When NSWCCD deployed new sensor arrays, each containing hundreds of underwater microphones, they increased data collection by a factor of 1,000, with an average of 550,000 data files and up to 3TB of data per test. All of that data needed to be accurately captured and stored during the three to twenty minutes that a test takes. If a problem was found with the data quality, tests could be rerun, but only at the significant additional cost of recalling submarines or delaying their departure.

A SAN installed in 2005 that utilized an earlier version of Quantum’s StorNext File System initially met the organization’s needs. With the new volume of data, NSWCCD’s computer scientist Bryan Bennett went looking for a high-speed, high-availability storage system. The best choice, he quickly realized, was to upgrade StorNext.

Benefit: Ability to Process More Data Quickly

NSWCCD is now able to process more data than before with a newly architected storage system in place that consists of three StorNext file systems. StorNext’s high-speed file sharing and scalable SAN performance enable the analysis of rich, detailed information generated by the sensors.
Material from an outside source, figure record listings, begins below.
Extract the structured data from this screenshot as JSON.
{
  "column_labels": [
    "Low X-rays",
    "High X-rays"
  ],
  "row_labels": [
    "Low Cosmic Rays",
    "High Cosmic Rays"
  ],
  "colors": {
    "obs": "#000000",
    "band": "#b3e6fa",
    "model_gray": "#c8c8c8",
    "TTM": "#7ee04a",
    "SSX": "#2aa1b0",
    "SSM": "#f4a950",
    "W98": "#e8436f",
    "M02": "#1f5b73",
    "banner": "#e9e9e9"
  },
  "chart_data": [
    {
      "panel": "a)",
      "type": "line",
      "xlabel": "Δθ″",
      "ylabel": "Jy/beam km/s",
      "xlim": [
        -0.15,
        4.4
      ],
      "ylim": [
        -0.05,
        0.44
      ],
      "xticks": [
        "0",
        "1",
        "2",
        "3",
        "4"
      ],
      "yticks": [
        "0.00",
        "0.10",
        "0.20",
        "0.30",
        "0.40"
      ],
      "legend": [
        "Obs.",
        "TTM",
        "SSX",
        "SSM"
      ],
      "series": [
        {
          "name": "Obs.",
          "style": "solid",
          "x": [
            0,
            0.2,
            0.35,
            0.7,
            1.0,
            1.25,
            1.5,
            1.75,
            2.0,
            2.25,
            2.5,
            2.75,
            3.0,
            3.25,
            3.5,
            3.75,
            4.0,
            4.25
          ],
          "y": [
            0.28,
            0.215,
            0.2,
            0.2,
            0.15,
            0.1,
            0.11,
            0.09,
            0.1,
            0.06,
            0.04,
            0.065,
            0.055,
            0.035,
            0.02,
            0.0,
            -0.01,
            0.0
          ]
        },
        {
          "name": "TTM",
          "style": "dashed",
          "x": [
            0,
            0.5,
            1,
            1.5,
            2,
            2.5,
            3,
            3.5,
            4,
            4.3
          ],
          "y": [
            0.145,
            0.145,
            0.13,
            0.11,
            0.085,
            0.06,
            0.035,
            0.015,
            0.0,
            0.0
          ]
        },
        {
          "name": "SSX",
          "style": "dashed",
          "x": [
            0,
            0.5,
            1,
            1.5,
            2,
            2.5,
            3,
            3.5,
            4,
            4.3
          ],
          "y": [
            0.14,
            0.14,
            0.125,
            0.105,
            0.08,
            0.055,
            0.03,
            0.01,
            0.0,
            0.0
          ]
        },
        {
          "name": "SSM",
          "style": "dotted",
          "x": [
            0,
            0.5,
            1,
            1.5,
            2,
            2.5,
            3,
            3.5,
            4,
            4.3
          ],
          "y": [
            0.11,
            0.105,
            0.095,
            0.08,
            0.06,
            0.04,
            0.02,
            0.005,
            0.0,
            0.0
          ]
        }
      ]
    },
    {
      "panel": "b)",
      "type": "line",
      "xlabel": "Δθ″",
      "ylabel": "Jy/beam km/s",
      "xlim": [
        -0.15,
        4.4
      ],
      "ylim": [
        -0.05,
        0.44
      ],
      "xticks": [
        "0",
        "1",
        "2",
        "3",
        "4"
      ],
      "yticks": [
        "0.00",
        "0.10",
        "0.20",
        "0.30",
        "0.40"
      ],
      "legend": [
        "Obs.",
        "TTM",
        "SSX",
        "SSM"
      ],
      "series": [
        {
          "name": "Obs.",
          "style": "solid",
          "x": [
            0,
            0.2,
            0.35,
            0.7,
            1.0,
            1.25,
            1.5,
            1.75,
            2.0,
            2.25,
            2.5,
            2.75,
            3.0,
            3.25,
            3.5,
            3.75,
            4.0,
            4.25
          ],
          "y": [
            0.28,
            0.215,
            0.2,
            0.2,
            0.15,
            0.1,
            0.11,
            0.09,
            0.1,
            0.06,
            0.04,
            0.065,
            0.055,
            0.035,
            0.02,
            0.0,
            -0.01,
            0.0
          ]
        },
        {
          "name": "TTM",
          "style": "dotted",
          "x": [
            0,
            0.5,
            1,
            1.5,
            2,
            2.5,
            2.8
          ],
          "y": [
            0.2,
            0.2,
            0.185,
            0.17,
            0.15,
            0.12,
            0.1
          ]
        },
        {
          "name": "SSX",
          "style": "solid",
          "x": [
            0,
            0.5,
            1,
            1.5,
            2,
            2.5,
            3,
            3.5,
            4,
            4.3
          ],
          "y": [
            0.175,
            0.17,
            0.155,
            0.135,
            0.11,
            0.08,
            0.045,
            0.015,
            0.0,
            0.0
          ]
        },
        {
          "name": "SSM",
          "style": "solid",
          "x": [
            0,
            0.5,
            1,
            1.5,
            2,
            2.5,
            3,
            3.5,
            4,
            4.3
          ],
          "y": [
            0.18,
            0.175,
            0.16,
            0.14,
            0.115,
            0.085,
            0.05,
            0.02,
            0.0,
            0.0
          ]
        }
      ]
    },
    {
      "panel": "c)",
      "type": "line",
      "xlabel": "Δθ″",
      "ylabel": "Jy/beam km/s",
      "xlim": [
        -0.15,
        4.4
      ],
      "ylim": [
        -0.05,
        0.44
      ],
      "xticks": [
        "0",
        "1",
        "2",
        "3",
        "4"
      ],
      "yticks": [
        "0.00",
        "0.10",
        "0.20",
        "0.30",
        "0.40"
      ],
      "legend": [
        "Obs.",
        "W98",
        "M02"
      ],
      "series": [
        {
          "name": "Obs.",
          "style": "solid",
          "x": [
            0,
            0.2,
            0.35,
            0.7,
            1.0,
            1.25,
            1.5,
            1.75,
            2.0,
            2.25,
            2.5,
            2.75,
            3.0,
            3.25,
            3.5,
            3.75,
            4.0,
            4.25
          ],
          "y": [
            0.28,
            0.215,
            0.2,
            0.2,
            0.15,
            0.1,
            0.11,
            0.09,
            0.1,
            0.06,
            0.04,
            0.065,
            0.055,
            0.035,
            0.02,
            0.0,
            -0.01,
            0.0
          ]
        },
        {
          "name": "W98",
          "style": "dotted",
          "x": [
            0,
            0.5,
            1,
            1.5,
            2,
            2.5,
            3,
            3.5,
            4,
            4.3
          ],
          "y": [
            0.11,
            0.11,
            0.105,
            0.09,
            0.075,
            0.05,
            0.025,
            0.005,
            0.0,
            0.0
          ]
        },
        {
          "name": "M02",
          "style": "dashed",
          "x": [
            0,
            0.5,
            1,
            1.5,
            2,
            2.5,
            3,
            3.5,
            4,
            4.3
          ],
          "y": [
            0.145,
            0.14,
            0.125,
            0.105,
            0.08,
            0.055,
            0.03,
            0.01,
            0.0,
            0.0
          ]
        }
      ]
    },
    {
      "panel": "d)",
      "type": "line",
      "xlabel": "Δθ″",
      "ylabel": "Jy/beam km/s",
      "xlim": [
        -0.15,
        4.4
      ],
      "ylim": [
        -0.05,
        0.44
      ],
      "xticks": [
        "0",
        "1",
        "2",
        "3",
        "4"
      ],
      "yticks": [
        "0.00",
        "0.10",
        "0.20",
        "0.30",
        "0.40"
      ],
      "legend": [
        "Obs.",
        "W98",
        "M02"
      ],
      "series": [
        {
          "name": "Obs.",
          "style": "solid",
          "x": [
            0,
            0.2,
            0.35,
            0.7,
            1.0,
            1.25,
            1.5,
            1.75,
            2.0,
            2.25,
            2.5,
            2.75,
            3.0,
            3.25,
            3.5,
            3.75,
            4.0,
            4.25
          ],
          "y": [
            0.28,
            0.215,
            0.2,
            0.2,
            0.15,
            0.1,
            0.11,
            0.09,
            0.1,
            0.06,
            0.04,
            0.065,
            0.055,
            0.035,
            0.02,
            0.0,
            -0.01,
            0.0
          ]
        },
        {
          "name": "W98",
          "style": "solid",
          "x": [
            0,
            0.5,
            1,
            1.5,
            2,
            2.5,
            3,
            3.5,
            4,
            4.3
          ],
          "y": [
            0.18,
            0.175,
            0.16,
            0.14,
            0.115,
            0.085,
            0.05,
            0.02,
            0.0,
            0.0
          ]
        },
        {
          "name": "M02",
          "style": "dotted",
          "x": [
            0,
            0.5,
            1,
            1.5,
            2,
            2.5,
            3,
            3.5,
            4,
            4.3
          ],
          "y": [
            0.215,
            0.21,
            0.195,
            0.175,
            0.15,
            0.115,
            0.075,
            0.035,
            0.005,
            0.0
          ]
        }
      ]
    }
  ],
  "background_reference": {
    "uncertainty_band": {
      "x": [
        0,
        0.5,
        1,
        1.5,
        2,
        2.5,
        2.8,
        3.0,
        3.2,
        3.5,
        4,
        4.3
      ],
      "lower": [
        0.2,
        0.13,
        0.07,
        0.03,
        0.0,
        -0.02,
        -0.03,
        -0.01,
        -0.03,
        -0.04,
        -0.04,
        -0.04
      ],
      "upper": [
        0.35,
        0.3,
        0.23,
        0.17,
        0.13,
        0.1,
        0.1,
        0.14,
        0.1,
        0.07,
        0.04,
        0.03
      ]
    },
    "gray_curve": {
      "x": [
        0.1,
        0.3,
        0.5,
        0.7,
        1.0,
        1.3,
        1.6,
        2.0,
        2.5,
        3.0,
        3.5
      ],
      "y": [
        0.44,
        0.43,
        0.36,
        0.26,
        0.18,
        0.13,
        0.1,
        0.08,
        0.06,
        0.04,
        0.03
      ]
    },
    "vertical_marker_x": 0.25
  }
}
With the first file system focused on high-speed data ingest, the second file system provides consolidation and analysis of data. In the previous system architecture, everything was written to a single partition, which became slower and less reliable as the file system filled up. Finally, because only processed data is stored in the third file system, the raw data remains unaltered in the second file system for future analysis. The benefits of this setup were evident when the system operated flawlessly for NSWCCD’s largest test ever.

“We were amazed when we realized that we could take in 50 percent more data than we normally do in a day,” says Bennett. “A faster ingest data rate coupled with a robust data management system enables us to run tests more quickly and get the ships back out to sea in a timely manner. The performance gains from StorNext have really impressed management.”